If there's an actual problem in the decomposition and there's a better appromxation at the given depth of the SK algorithm that we should be finding (I haven't written out the maths by hand myself, so if you can prove that, then sure), then that would be a bug, but a discontinuity in the output of a discrete approximation algorithm is to be expected in general.
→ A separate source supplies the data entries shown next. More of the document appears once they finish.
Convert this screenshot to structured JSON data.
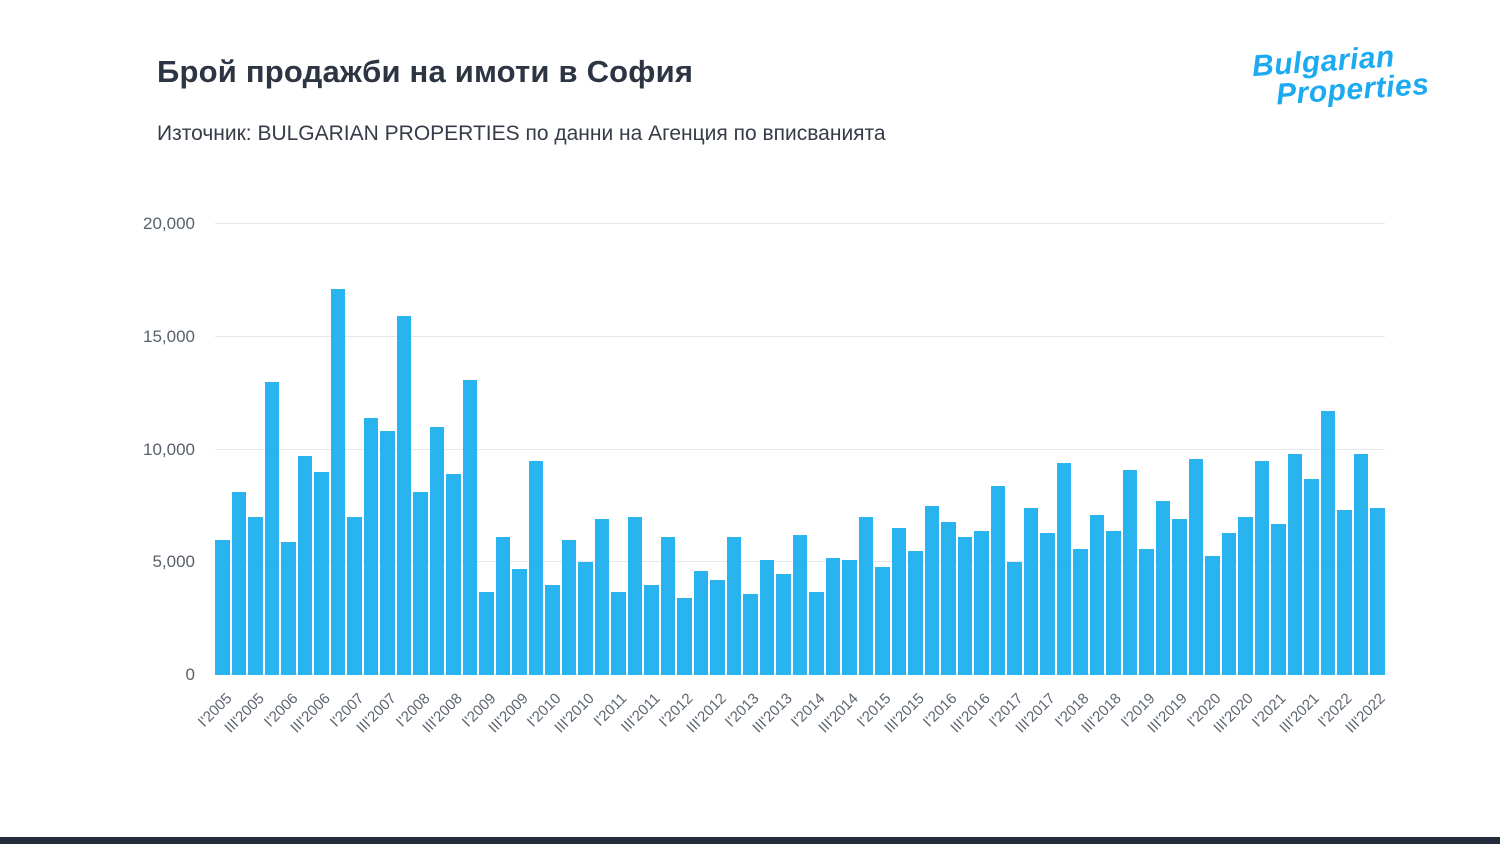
{
  "page": {
    "title": "Брой продажби на имоти в София",
    "subtitle": "Източник: BULGARIAN PROPERTIES по данни на Агенция по вписванията",
    "logo": {
      "line1": "Bulgarian",
      "line2": "Properties",
      "color": "#1caaf1"
    }
  },
  "chart_data": {
    "type": "bar",
    "title": "Брой продажби на имоти в София",
    "xlabel": "",
    "ylabel": "",
    "ylim": [
      0,
      20000
    ],
    "grid": true,
    "legend": "none",
    "bar_color": "#29b4f0",
    "yticks": [
      0,
      5000,
      10000,
      15000,
      20000
    ],
    "ytick_labels": [
      "0",
      "5,000",
      "10,000",
      "15,000",
      "20,000"
    ],
    "xtick_every": 2,
    "categories": [
      "I'2005",
      "II'2005",
      "III'2005",
      "IV'2005",
      "I'2006",
      "II'2006",
      "III'2006",
      "IV'2006",
      "I'2007",
      "II'2007",
      "III'2007",
      "IV'2007",
      "I'2008",
      "II'2008",
      "III'2008",
      "IV'2008",
      "I'2009",
      "II'2009",
      "III'2009",
      "IV'2009",
      "I'2010",
      "II'2010",
      "III'2010",
      "IV'2010",
      "I'2011",
      "II'2011",
      "III'2011",
      "IV'2011",
      "I'2012",
      "II'2012",
      "III'2012",
      "IV'2012",
      "I'2013",
      "II'2013",
      "III'2013",
      "IV'2013",
      "I'2014",
      "II'2014",
      "III'2014",
      "IV'2014",
      "I'2015",
      "II'2015",
      "III'2015",
      "IV'2015",
      "I'2016",
      "II'2016",
      "III'2016",
      "IV'2016",
      "I'2017",
      "II'2017",
      "III'2017",
      "IV'2017",
      "I'2018",
      "II'2018",
      "III'2018",
      "IV'2018",
      "I'2019",
      "II'2019",
      "III'2019",
      "IV'2019",
      "I'2020",
      "II'2020",
      "III'2020",
      "IV'2020",
      "I'2021",
      "II'2021",
      "III'2021",
      "IV'2021",
      "I'2022",
      "II'2022",
      "III'2022"
    ],
    "values": [
      6000,
      8100,
      7000,
      13000,
      5900,
      9700,
      9000,
      17100,
      7000,
      11400,
      10800,
      15900,
      8100,
      11000,
      8900,
      13100,
      3700,
      6100,
      4700,
      9500,
      4000,
      6000,
      5000,
      6900,
      3700,
      7000,
      4000,
      6100,
      3400,
      4600,
      4200,
      6100,
      3600,
      5100,
      4500,
      6200,
      3700,
      5200,
      5100,
      7000,
      4800,
      6500,
      5500,
      7500,
      6800,
      6100,
      6400,
      8400,
      5000,
      7400,
      6300,
      9400,
      5600,
      7100,
      6400,
      9100,
      5600,
      7700,
      6900,
      9600,
      5300,
      6300,
      7000,
      9500,
      6700,
      9800,
      8700,
      11700,
      7300,
      9800,
      7400
    ]
  }
}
Cryoris commented 3 months ago

It seems that indeed the second, long approximation found for Rx(0.813) has a lower error for Rx(0.8129) than what the algorithm outputs:

Error for Rx(0.8129) w/ decomposition of Rx(0.8129): 2.828360272392952
Error for Rx(0.8129) w/ decomposition of Rx(0.83): 2.8282497533341915

I'm not quite sure if that's something that can happen in the algorithm generally or if that's an artifact due to roundoff errors in the recursion step (where we do quite some matrix operations). It would be interesting to dive deeper into what matrices are computed in the recursion steps and what basic approximations are finally chosen, but I do agree with @jakelishman that with a discrete decomposition I'm expecting a particular point where the result suddenly changes.

Edit: it looks like in the final recursion step a different basic approximation is found, i vs tdg. The former allows to cancel a lot of gates, leading to the short sequence, which is not possible for the latter. We could discuss inserting debug statements into the algorithm if that would help clarify things for the users.